6 Kasım 2010 Cumartesi

kader, erik satie ve gnossienne n1

yazmayı çok istiyorum aslında, ama yazamıyorum yani, hakikaten. ne yazsam olmuyor, siliyorum ya da yayımlayamayacak kadar aptal olduklarını fark ediyorum falan, ben de öyleyim zira. bu yazıyı bir mektup gibi yazacağım, ismini vermeyi şık bulmadığım bir arkadaşıma, o zaman belki olacak gibi.
cuma günü bir arkadaşım göç ve sinemayla ilgili sunum yaptı, sonra da tezer özlü okudu sınıfa, o ruh hallerinden ne derece uzak olduğumu düşündüm o okurken. tezer özlü'yü çok severim ben, ama işte istanbula okunabilecek bir yazar gibiydi ve oradaki hallerimle ilgiliydi yani, şimdi erik satie dinlemek dışında pek bir şey yapamıyorum.
kader'i yeniden izledim geçen gün, sonrasında veya öncesinde, pis sokakların söyledikleri hakkında konuşabilmiştim ve film de, erik satie de bunlardan bahsediyor gibi geldi bana, dostum. yaşadıklarımdan bahsetmeye kalkarsam ne olacak bilmiyorum, ama yapamıyorum, kenarından geçmek daha kolay geliyor, en azından şimdilik.
evdeyim, evde mine ve ela var, sigara ve çay içiyoruz ve aşkının bu evin soundtracki dediği gnossienne n1 dinliyoruz. birazdan o ve birben gelecek ve oturacağız yani yine, çay içeceğiz. günlerin nasıl geçtiği gerçek bir muamma dostum, uyuyorum, uyandığımda o gün uyumadan önce ne olmuştu hiç bilemiyorum, yalnızca olaylar oluyor ancak onları da asla kronolojik bir sıralamaya oturtamıyorum.

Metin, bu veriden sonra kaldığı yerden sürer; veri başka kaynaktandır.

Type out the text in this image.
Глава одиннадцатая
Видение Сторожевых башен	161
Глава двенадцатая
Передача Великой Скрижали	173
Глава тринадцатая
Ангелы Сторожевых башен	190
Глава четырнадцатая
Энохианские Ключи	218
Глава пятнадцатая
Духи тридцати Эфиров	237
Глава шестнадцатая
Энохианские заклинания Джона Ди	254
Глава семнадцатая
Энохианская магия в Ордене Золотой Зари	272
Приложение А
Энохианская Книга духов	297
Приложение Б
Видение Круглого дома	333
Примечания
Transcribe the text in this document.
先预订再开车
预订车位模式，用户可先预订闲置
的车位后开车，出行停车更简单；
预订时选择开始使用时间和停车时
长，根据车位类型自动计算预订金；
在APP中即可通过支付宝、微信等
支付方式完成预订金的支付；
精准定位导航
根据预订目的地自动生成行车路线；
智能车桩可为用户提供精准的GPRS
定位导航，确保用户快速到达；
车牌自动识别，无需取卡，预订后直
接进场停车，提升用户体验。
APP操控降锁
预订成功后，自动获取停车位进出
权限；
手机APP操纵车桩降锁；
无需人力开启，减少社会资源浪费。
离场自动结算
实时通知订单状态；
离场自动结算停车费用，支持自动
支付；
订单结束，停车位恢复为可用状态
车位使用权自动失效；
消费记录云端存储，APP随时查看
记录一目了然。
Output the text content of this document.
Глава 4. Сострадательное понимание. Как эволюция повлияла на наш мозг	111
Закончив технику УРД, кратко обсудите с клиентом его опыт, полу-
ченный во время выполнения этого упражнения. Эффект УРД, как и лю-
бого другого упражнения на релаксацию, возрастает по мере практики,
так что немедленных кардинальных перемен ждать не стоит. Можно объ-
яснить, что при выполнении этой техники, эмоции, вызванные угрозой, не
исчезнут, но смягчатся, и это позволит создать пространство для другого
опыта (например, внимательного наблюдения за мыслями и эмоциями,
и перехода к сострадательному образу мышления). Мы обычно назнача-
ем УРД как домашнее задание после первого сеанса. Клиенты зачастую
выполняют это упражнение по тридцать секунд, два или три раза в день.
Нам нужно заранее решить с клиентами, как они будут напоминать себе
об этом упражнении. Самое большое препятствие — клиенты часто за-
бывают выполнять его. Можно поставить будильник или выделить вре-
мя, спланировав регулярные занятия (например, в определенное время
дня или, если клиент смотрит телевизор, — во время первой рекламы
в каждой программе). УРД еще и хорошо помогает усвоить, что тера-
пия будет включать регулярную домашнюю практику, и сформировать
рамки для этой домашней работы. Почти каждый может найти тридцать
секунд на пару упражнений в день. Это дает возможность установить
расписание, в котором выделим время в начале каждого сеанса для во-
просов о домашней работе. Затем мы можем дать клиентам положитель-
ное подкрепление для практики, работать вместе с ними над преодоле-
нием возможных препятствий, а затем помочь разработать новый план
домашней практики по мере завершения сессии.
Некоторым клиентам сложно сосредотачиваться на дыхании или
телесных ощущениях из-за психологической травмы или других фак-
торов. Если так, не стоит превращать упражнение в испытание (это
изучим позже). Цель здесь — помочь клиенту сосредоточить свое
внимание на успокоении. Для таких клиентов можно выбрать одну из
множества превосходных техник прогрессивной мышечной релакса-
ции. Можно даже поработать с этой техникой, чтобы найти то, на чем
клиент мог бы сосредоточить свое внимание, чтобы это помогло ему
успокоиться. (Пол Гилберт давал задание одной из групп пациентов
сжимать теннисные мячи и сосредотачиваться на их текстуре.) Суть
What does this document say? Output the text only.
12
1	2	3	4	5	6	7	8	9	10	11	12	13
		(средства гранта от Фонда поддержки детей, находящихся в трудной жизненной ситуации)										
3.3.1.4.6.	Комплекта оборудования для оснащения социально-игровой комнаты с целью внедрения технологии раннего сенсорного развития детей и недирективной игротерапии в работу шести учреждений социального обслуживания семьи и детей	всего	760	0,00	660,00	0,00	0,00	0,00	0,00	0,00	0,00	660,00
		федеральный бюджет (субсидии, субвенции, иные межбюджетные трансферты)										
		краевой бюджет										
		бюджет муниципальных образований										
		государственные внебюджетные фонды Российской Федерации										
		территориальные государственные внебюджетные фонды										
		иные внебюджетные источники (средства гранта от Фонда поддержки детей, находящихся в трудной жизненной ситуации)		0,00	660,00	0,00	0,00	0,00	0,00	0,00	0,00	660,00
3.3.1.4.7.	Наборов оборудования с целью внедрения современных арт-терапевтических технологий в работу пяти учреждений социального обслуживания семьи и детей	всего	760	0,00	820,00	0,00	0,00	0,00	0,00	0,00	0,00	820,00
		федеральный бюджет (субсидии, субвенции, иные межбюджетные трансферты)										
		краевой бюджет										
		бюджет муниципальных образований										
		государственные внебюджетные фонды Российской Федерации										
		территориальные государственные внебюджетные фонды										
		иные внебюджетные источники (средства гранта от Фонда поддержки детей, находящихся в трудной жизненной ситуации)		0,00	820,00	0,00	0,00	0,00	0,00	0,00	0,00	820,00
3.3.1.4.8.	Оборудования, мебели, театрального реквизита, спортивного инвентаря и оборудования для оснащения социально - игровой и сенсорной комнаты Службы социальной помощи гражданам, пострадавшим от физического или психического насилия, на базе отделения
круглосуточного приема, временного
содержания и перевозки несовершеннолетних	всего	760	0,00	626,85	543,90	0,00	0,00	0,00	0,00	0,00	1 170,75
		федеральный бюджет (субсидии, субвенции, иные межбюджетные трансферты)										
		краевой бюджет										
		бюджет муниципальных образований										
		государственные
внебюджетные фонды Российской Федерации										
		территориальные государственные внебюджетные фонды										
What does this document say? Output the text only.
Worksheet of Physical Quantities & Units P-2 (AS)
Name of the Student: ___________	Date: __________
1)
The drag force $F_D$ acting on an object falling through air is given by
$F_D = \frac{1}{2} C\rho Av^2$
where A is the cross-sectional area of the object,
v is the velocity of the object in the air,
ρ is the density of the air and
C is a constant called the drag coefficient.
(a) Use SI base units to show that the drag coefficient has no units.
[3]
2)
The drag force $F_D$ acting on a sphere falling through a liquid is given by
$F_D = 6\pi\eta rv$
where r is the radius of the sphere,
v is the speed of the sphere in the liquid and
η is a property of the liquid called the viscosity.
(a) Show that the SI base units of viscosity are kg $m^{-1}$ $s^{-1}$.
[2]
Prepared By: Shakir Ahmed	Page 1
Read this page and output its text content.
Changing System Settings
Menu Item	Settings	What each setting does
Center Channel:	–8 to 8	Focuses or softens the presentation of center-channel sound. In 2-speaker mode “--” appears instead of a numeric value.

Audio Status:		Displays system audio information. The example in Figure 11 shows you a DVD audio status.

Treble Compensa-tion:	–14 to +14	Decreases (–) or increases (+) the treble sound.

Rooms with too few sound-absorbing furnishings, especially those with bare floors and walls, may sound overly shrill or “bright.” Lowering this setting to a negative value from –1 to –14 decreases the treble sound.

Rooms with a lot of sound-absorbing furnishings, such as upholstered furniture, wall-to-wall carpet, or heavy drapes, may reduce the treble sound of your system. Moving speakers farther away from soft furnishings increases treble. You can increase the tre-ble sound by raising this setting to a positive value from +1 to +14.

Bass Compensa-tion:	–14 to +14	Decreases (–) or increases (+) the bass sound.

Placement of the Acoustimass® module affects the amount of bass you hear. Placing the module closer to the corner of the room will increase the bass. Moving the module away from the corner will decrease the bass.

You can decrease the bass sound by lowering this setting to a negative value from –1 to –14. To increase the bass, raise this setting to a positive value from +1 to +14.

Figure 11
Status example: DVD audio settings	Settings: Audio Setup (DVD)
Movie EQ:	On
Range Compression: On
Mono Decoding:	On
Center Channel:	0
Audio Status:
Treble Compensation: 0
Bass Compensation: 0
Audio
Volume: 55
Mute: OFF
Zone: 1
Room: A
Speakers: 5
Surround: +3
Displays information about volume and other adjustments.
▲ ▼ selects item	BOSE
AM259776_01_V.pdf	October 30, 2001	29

kader beni de anlatan bir film miydi dostum, seni anlattığını biliyorum ama beni de anlatıp anlatmadığını öğrenememeyi ümit ediyorum ben. çok tuhafım, günler geçiyor ve hiçbir şey olmadan her şey yıkılıp yeniden kuruluyor, başka biri oluyorum heralde.
evim o kadar güzel ki, görebilmiş olmanı çok isterdim. bahçesinde hala yaseminler var, izmir'in tuhaf güneşi onları solduramadı ve sabah kahvaltılarında salonumdan denize bakıyoruz hep. bahçemde anne kedi ve yavruları var, acıktıkları zaman anne kedi mutfak pencereme oturuyor ve bakıyor, mama veriyorum ben de.
kedim benden uzaklaşıp yalnız başına sokaklarda dolandığında ise benim onu mutfak penceresinde beklemekten başka bir varoluş sebebim kalmayıveriyor dostum. hiçbir şeyin gerçekten önemi yok mu ne?
ben artık ne rol yapabiliyorum ne de yalan söyleyebiliyorum dostum, işin bunu kaldıracak bir tarafı kalmadı yani, sen de böyle olduğunu söylemiştin bir vakitler ya.
bana ne olacak hiç bilmiyorum. her şeyi yeniden yaşayayım istiyorum sadece, çünkü boş sokaklar, evvelden sevip bağlandığım kahveler, yediğim yemekler, tanıdığım insanlar, her şey bana daha başka geliyor, O'nun gölgesinde.